A terrified child in his bedroom manages to send a cry for help across the universe, to the Doctor. But all is not as it seems…
Is all it seems? Well this is an episode penned by Mark Gatiss, one half of the creative team behind the recent excellent BBC Sherlock series, so there should be high expectations for this episode. On the other hand, though, Gatiss is also behind the direst-of-dire story last year, the one with the Daleks and Churchill.
Disappointingly, it’s his Doctor Who reputation that proves to be the more accurate indicator. Here we have the thinnest of plots that is basically meant to frighten us, in the “good old tradition” of the series. What seems to have escaped the current production team is that the tension, the drama, the scares, come from the story-telling, not from the fairground “ghost train”-style of tricks, which ram us into a moment that has all the trappings of being scary, but really isn’t. What is so frightening about a child who creates the shadows that seem to scare him? If we had any idea that there was “something” then we might have had some reason to feel scared. We sympathise with someone frightened when there is danger. There was none here.
Except that the danger came when, for no obvious reason Amy and Rory find themselves in a doll’s house. Well, what is supposed to be a doll’s house, but is obviously a real house with a few “doll house-like” props, except they weren’t. A wooden pan is supposed to convince us all is not well, except that it looks real and just sounds wooden – the exact opposite of the ‘taditional’ wooden sets that were supposed to be real. If this is meant to be a place of the imagination then why did the outer door just not have any lock/handle, rather than something stuck over it? Why would a child imagine a covered lock? Hilariously, the designer proudly showed us the lock cover in “Doctor Who Smug”, sorry, “Doctor Who Confidential”.
What did work visually were the doll creatures. Except they had no character, no purpose, apart from “being scary”. Oh really, can the crew not come up with anything better than that? Hats off to whoever got Karen Gillan’s character Amy to turn to wood, reflecting her performance.

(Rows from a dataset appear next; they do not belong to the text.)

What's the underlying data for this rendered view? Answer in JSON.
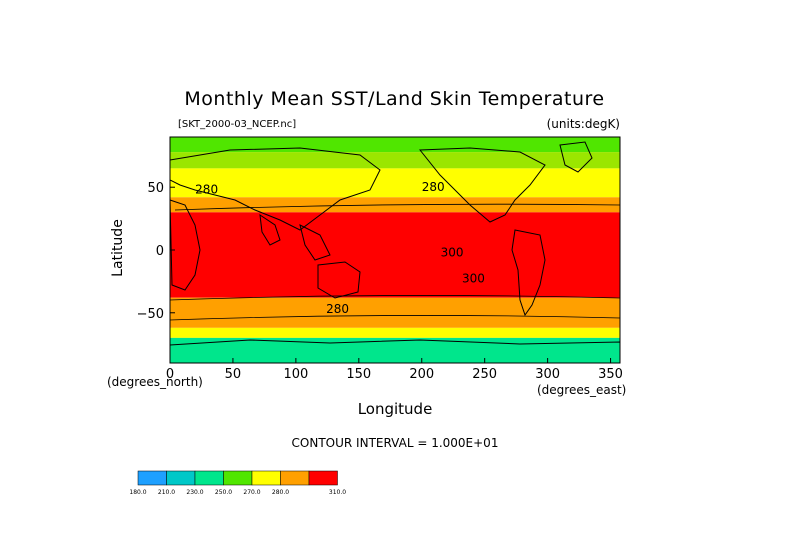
{
  "title": "Monthly Mean SST/Land Skin Temperature",
  "subtitle_left": "[SKT_2000-03_NCEP.nc]",
  "subtitle_right": "(units:degK)",
  "footer": "CONTOUR INTERVAL = 1.000E+01",
  "chart_data": {
    "type": "heatmap",
    "title": "Monthly Mean SST/Land Skin Temperature",
    "xlabel": "Longitude",
    "ylabel": "Latitude",
    "x_unit_label": "(degrees_east)",
    "y_unit_label": "(degrees_north)",
    "xlim": [
      0,
      357.5
    ],
    "ylim": [
      -90,
      90
    ],
    "x_ticks": [
      0,
      50,
      100,
      150,
      200,
      250,
      300,
      350
    ],
    "y_ticks": [
      50,
      0,
      -50
    ],
    "contour_interval": 10,
    "contour_labels": [
      {
        "value": "280",
        "lon": 20,
        "lat": 45
      },
      {
        "value": "280",
        "lon": 200,
        "lat": 47
      },
      {
        "value": "300",
        "lon": 215,
        "lat": -5
      },
      {
        "value": "300",
        "lon": 232,
        "lat": -26
      },
      {
        "value": "280",
        "lon": 124,
        "lat": -50
      }
    ],
    "bands": [
      {
        "from_lat": 90,
        "to_lat": 78,
        "level": 250
      },
      {
        "from_lat": 78,
        "to_lat": 65,
        "level": 260
      },
      {
        "from_lat": 65,
        "to_lat": 42,
        "level": 270
      },
      {
        "from_lat": 42,
        "to_lat": 30,
        "level": 280
      },
      {
        "from_lat": 30,
        "to_lat": -38,
        "level": 300
      },
      {
        "from_lat": -38,
        "to_lat": -62,
        "level": 280
      },
      {
        "from_lat": -62,
        "to_lat": -70,
        "level": 270
      },
      {
        "from_lat": -70,
        "to_lat": -90,
        "level": 230
      }
    ],
    "colorbar": {
      "levels": [
        "180.0",
        "210.0",
        "230.0",
        "250.0",
        "270.0",
        "280.0",
        "310.0"
      ],
      "colors": [
        "#1ea0ff",
        "#00c8c8",
        "#00e68c",
        "#50e600",
        "#ffff00",
        "#ffa000",
        "#ff0000"
      ]
    },
    "level_colors": {
      "230": "#00e68c",
      "250": "#50e600",
      "260": "#9be600",
      "270": "#ffff00",
      "280": "#ffa000",
      "300": "#ff0000"
    }
  }
}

Thankfully Arthur Darvill’s Rory is getting more attention by the writers, but it is really only he and Matt Smith that make it worth watching the series. This week Amy and Rory’s worry about their baby seems to have been forgotten, for no good reason I could see. And if Rory and Amy are a couple in love then the universe really has gone strange.
What does work for this week’s episode is that it had a beginning, a middle and an end. And for that we should be thankful.